Para você ver como essa questão de fotos e legendas pode ser explorada politicamente, dê uma olhada no site abaixo, onde encontrará uma foto do conflito entre israelenses e palestinos, e o mau uso que foi feito dela:

http://www.deolhonamidia.org.br/Principal/Comeco.asp

Saudações!

P.S.: eu leio seus textos no fórum do Pedal.com.br. Estou aqui a falar de Iraque, Bush e racismo, mas meu negócio mesmo é a bicicleta (hehehe).
 
luddista,

É bom poder trocar idéias com você. Apesar de termos pontos de vistas distintos, temos interesses em comum, caso contrário eu não seria leitor de seu blog.

Relendo minha primeira mensagem, vejo que fui um pouco rude com você. Essa crítica aos americanos é tão onipresente hoje em dia que acaba sendo cansativa. Mas não estou me justificando, não. Peço-lhe desculpas pela aspereza, que não é do meu estilo.

Até outra!
 
Leitor anônimo,

Eu não defendo a invasão do Iraque pelos Estados Unidos, não defendo Bush. O que eu questiono é o "pacifismo" de uns que só se importaram com os iraquianos inocentes agora que o Iraque foi invadido e ocupado. Onde estava essa gente antes, quando os iraquianos sofriam sob a ditadura de Saddam Hussein?
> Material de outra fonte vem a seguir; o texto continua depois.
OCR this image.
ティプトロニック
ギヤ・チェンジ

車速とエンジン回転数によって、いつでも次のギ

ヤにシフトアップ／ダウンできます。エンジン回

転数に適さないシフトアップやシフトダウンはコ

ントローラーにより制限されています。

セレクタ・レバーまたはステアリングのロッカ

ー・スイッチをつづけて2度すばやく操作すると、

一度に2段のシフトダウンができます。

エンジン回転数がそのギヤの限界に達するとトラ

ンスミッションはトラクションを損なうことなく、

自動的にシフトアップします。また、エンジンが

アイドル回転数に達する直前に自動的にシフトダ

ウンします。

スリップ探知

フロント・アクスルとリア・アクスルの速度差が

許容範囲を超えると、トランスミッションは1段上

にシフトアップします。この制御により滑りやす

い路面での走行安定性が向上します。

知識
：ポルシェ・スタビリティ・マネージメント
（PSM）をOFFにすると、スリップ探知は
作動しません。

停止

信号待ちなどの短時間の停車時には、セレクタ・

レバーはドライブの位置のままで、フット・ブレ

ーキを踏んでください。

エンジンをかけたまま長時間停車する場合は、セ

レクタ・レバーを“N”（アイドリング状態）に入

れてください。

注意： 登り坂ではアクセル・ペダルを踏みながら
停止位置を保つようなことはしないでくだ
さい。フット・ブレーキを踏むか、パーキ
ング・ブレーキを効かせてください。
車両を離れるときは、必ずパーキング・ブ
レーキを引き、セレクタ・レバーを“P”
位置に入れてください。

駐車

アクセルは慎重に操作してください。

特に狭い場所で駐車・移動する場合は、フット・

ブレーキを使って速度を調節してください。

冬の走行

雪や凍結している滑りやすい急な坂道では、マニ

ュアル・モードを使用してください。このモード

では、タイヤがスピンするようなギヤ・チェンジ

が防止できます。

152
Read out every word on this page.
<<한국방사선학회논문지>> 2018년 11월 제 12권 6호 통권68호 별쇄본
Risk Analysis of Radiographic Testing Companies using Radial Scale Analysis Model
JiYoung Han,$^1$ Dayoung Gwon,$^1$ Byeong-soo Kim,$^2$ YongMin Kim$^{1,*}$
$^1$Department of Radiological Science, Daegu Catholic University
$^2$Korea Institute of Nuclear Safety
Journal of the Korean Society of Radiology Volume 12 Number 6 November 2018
Lembra-se de Abu Ghraib? O mundo tomou conhecimento dessa prisão por conta das humilhações aos prisioneiros de guerra promovidas por soldados americanos. O que faltou mostrar foi a tortura real promovida pelos capangas de Saddam Hussein. Se você tiver estômago, siga o link:

http://www.midiasemmascara.org/artigo.php?sid=2186

Como mais um exemplo de como os EEUU são julgados com um peso e os demais países com outro, cito o Tibete, que foi invadido e ocupado pelos chineses há mais de 50 anos! Milhares de pessoas morreram, a cultura tibetana foi arrasada pelos comunistas, o líder espiritual, o Dalai Lama, vive no exílio e não há perspectiva de que algo vá mudar. Então, pergunto: ondes estão os "pacifistas"? Por que elas não condenam a China da mesma maneira que condenam o EEUU?
 
Roberto

Tens razão, eu havia lido o texto do Snopes com pressa e sem o devido cuidado, desculpe.

Também sou contra o "racismo às avessas", como o que é pregado por alguns grupos de rap ("ei boy o que você está fazendo aqui / meu bairro não é seu lugar e você vai se ferir"), pela cota para negros em universidades (que tenta sem sucesso resolver um problema que só seria resolvido com ensino de base de qualidade e gratuito, afinal também há brancos, amarelos e verdes igualmente pobres e sem oportunidades) e outros.

Quanto a malharmos os EUA e não a China, eu pelo menos o faço porque tenho informações sobre os EUA mas não tenho tantas informações assim sobre a China. E só malho se tiver um mínimo de informações para fazê-lo, o que faz com que eu me abstenha de muitas discussões.

Aproveitando: muito interessante o link que você passou sobre a foto do judeu ferido.